Telles sont les intrigues dont l’archipel des Sandwich est le théâtre, et qui composent à peu près toute son histoire. Tout est récent dans ces îles, l’histoire politique comme l’histoire géologique elle-même. Lorsqu’elles ont surgi du sein de la mer pauvres et nues, continens et îles étalaient depuis longtemps sous le soleil les splendeurs de leur végétation, et avaient témoigné, par des efforts successifs de création, des vertus cachées de leur sol. L’aspect général de ces îles indique qu’il n’y a pas encore bien longtemps que la patiente nature y est assise devant ses creusets alchimiques. Pas de minéraux, sauf des matières volcaniques refroidies, sauf des matières en quelque sorte rudimentaires et en leur premier état de combinaison, des pierres calcaires et quelques lacs de sel liquide ; peu de forêts, peu de variétés de végétaux. Le règne animal, dans de telles conditions, y était, il y a soixante-dix ans, encore singulièrement restreint et se composait de chiens sauvages et de porcs ; les autres animaux y ont été importés depuis la découverte. Vancouver fit cadeau aux indigènes de bœufs et de vaches qui furent abandonnés à eux-mêmes et qui ont fini par former des tribus d’animaux sauvages dans les parties montagneuses de l’île d’Owhyhee.
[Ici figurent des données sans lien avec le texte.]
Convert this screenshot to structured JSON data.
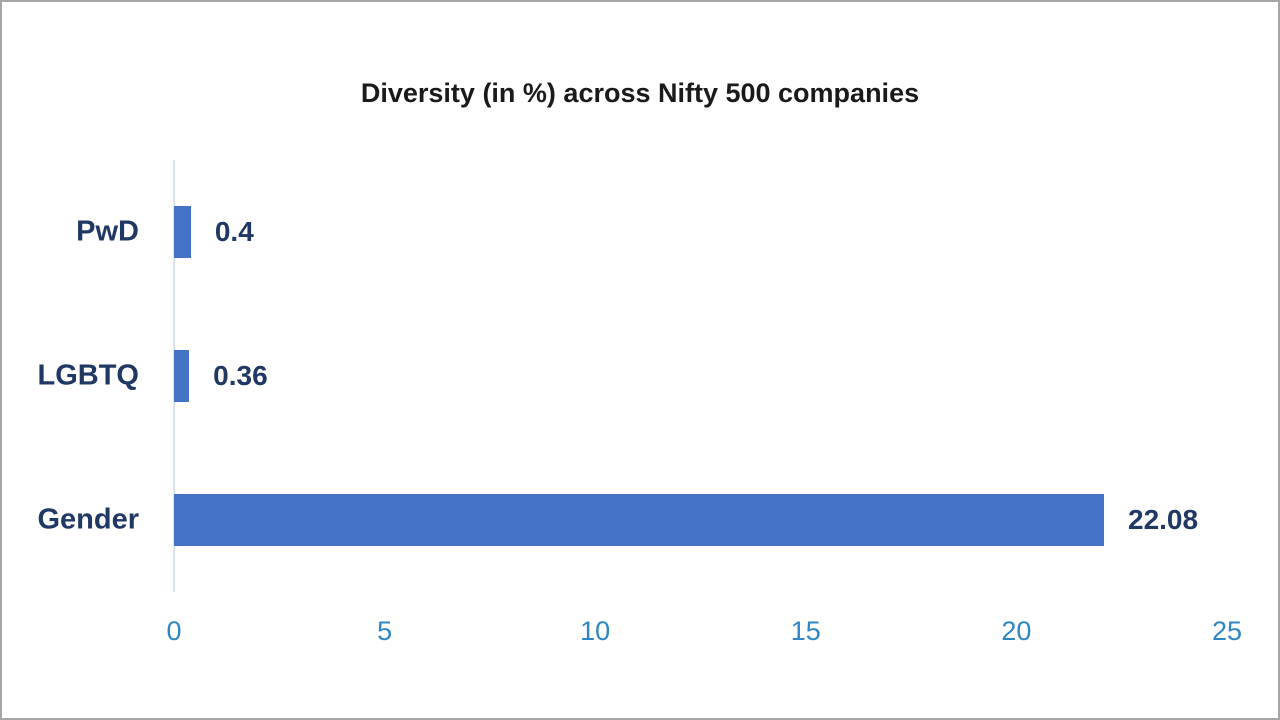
{
  "title": "Diversity (in %) across Nifty 500 companies",
  "colors": {
    "bar": "#4472c4",
    "category_and_data_labels": "#1f3864",
    "axis_ticks": "#2e86c5",
    "axis_line": "#d9e7f5",
    "chart_title": "#1a1a1a",
    "frame_border": "#a6a6a6",
    "background": "#ffffff"
  },
  "chart_data": {
    "type": "bar",
    "orientation": "horizontal",
    "title": "Diversity (in %) across Nifty 500 companies",
    "categories": [
      "PwD",
      "LGBTQ",
      "Gender"
    ],
    "values": [
      0.4,
      0.36,
      22.08
    ],
    "data_labels": [
      "0.4",
      "0.36",
      "22.08"
    ],
    "xlabel": "",
    "ylabel": "",
    "xlim": [
      0,
      25
    ],
    "xticks": [
      0,
      5,
      10,
      15,
      20,
      25
    ],
    "grid": false,
    "legend": "none",
    "data_label_position": "outside-end"
  }
}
Les tribus ailées y sont aussi peu nombreuses que les quadrupèdes et y brillent par leur rareté. « C’est une sensation rafraîchissante, dit M. Hill, d’entendre tout à coup dans ces îles éclater le chant des oiseaux. » Le climat y est à la fois très sec et très humide, le terrain très fertile là où l’action bienfaisante des eaux s’est fait sentir, — partout ailleurs stérile, volcanique. La race qui habite ces îles n’est point autochtone et trahit une origine malaise[1]. Les mœurs de cette population étaient, comme celles de toutes les populations de l’Océanie, un mélange d’extrême férocité et d’extrême douceur ; ils dansaient, nageaient, suivaient avec une

  1. Comme depuis quelque temps la rage d’assigner une origine hébraïque à toutes les tribus sauvages semble s’être emparée des cerveaux américains et même de quelques cerveaux anglais, on n’a pas manqué de faire descendre les indigènes de l’archipel hawaïen des tribus juives. On s’est appuyé sur certaines coutumes et cérémonies, telles que la circoncision, l’offrande des prémices, la purification après l’accouchement, qui se trouvaient chez les naturels des îles Sandwich.